Desafíos en la Alineación entre Marketing y Ventas

Si bien son conocidos los beneficios que trae esta alineación, muchas organizaciones enfrentarán desafíos a la hora de lograr que Marketing y Ventas operen como un matrimonio feliz, y cuando esto ocurre, se comprometen aspectos claves del crecimiento tales como la probabilidad de cierre, los niveles de satisfacción del cliente e incluso los costos operativos. Estos son algunos de los retos:

  • Falta de comunicación: Cuando los equipos operan en silos, la comunicación se ve comprometida. Esto puede llevar a una falta de transparencia, malentendidos y, en última instancia, a una desconexión en la forma en que se abordan los leads y las oportunidades. Es importante que este punto se trabaje de manera correcta, clara y con reuniones periódicas, concisas y efectivas. 
  • Diferentes Métricas y Objetivos: El marketing a menudo se enfoca en métricas como generación de leads y alcance de la marca, mientras que las ventas se centran en conversiones y ingresos. Esta discrepancia puede dar lugar a conflictos y a una falta de alineación en las prioridades.
  • Tecnologías Discrepantes: Los equipos de marketing y ventas a menudo utilizan herramientas y sistemas diferentes para llevar a cabo sus funciones. La falta de integración entre estas tecnologías puede dificultar el intercambio de datos y la colaboración efectiva. Para ello, se debe indagar sobre la adopción de herramientas que faciliten una integración correcta con el fin de que la simultaneidad disminuya las fricciones.
  • Cultura Organizacional: En algunas organizaciones, los equipos de marketing y ventas pueden tener culturas y enfoques diferentes. Esto puede generar tensiones y dificultar la colaboración en lugar de fomentarla. Tu empresa necesitará contar con espacios de consenso para entender los diferentes enfoques y objetivos en común que facilitarán el logro de éxitos en común.

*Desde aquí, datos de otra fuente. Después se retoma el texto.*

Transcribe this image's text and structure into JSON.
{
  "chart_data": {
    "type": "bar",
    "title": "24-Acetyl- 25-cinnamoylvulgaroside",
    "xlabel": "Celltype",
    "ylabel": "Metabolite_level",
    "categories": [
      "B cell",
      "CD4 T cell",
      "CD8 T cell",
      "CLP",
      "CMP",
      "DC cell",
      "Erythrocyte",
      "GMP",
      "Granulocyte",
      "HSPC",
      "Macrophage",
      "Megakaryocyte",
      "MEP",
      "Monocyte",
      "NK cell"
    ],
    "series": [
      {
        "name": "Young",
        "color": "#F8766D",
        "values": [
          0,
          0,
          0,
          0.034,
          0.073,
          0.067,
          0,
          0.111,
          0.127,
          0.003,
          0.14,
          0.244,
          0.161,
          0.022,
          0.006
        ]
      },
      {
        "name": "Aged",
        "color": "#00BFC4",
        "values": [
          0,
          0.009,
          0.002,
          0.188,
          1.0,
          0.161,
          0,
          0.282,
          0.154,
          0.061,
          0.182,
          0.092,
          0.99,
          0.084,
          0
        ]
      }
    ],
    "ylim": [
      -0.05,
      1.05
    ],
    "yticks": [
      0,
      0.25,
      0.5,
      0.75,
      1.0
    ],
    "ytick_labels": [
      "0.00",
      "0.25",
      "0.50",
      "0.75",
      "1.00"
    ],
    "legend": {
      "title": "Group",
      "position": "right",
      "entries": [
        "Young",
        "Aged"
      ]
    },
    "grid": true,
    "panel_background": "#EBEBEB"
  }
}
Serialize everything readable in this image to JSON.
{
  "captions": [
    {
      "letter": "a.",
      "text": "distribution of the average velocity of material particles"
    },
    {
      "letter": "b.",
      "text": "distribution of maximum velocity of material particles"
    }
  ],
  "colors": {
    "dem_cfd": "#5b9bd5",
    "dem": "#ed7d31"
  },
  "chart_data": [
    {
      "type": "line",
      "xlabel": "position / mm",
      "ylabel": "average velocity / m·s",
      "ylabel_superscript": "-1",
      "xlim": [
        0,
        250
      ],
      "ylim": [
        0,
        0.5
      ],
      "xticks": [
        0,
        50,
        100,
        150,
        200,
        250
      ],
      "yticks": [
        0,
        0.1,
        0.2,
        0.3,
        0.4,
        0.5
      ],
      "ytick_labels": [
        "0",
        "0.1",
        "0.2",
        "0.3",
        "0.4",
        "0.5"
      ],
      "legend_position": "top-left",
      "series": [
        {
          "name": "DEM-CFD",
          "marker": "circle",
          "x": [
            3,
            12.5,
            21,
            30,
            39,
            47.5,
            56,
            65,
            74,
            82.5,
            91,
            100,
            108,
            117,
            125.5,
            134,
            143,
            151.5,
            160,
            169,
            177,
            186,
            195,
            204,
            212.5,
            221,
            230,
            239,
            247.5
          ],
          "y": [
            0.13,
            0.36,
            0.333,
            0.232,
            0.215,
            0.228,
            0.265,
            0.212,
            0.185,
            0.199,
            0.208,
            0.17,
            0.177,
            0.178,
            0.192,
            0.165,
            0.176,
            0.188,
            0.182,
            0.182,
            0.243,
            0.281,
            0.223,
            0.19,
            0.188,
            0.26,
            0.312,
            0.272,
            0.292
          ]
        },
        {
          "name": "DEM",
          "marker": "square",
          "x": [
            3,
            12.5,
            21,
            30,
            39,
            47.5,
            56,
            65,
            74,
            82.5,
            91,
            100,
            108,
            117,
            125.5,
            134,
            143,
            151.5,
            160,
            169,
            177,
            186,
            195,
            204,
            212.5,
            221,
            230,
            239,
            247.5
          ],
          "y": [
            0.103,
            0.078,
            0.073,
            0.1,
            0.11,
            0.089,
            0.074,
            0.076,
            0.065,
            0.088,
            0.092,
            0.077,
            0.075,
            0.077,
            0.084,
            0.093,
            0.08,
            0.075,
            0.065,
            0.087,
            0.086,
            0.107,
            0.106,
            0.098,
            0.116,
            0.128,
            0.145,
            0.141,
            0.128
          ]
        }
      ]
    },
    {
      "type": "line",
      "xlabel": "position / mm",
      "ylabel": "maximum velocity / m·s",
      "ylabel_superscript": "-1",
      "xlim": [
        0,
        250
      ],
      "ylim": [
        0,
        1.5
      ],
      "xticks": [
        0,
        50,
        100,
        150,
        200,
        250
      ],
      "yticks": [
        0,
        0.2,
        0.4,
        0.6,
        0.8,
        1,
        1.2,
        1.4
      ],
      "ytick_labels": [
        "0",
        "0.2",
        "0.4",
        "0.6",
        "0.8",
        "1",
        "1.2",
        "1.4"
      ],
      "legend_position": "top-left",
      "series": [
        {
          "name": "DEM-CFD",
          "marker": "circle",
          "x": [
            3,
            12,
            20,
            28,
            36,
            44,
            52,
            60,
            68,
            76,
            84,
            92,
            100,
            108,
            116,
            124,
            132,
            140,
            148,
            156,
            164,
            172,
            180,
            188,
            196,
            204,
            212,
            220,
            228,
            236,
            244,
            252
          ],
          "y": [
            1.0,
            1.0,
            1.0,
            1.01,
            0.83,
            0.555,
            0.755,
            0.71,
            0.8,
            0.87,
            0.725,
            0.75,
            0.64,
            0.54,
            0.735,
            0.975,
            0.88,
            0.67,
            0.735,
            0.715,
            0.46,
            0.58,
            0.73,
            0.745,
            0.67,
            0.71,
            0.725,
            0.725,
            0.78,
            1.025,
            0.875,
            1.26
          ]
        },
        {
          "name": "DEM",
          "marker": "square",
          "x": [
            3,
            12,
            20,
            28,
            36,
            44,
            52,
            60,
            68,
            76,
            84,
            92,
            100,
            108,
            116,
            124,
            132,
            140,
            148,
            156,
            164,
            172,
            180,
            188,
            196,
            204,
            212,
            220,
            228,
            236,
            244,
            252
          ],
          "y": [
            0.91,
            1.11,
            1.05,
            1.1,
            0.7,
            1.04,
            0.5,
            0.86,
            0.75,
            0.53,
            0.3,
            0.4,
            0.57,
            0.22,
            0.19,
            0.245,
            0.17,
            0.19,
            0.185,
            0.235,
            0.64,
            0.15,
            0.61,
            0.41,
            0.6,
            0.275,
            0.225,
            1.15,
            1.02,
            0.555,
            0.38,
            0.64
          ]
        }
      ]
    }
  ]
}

Estrategias para una Alineación Exitosa

Ahora, ¡soluciones! cómo podemos resolver estos desafíos de forma sencilla y con acciones concretas:

  • Comunicación: En principio, establece reuniones regulares con una agenda clara. Crea un ambiente participativo y colaborativo donde ambos equipos compartan información sobre el comportamiento de los prospectos, resultados, aprendizajes y oportunidades de mejora.
  • Definición de Buyer Persona(s): Es fundamental que ambas unidades tengan claridad en quién es su cliente, de esta forma marketing podrá crear contenido basado en sus puntos de dolor y ventas podrá ofrecer soluciones directas a sus problemáticas.
  • Tecnología: Se deben seleccionar e implementar herramientas que permitan el flujo de datos entre ambas unidades y una experiencia fluida para el usuario. El objetivo es que tu cliente se sienta atendido desde su primer contacto, exista el seguimiento adecuado y no hayan interrupciones en la comunicación. Automatizar algunas actividades puede ser de gran ayuda y también se logra através del uso de la tecnología.
  • Capacitación: La capacitación contínua del personal de los equipos de marketing y ventas sobre las estrategias, procesos y herramientas compartidas es fundamental. Incluso, que cada unidad esté familiarizada con las métricas de la otra, crea un sentido de compromiso y comprensión ante los retos y objetivos planteados.
  • Incentivos: Establecer incentivos y recompensas que fomenten la colaboración y el trabajo en equipo entre marketing y ventas puede ser muy efectivo. Reconocer los logros conjuntos y celebrar los éxitos compartidos refuerza una cultura de colaboración, generan una mayor productividad y un fuerte sentido de trabajo en equipo.

Conclusión

En definitiva, la alineación de Marketing y Ventas es una estrategia fundamental para el éxito en la era omnicanal, no solo porque aumenta la probabilidad de cierre de nuevos negocios sino porque aumenta la retención de clientes actuales (según el artículo del Harvard Business Review «The Alignment Imperative«, hasta en un 36%). Esto se traduce en relaciones más sólidas con los clientes, oportunidades de cross-selling y up-selling, y un impacto positivo en los ingresos y el crecimiento del negocio.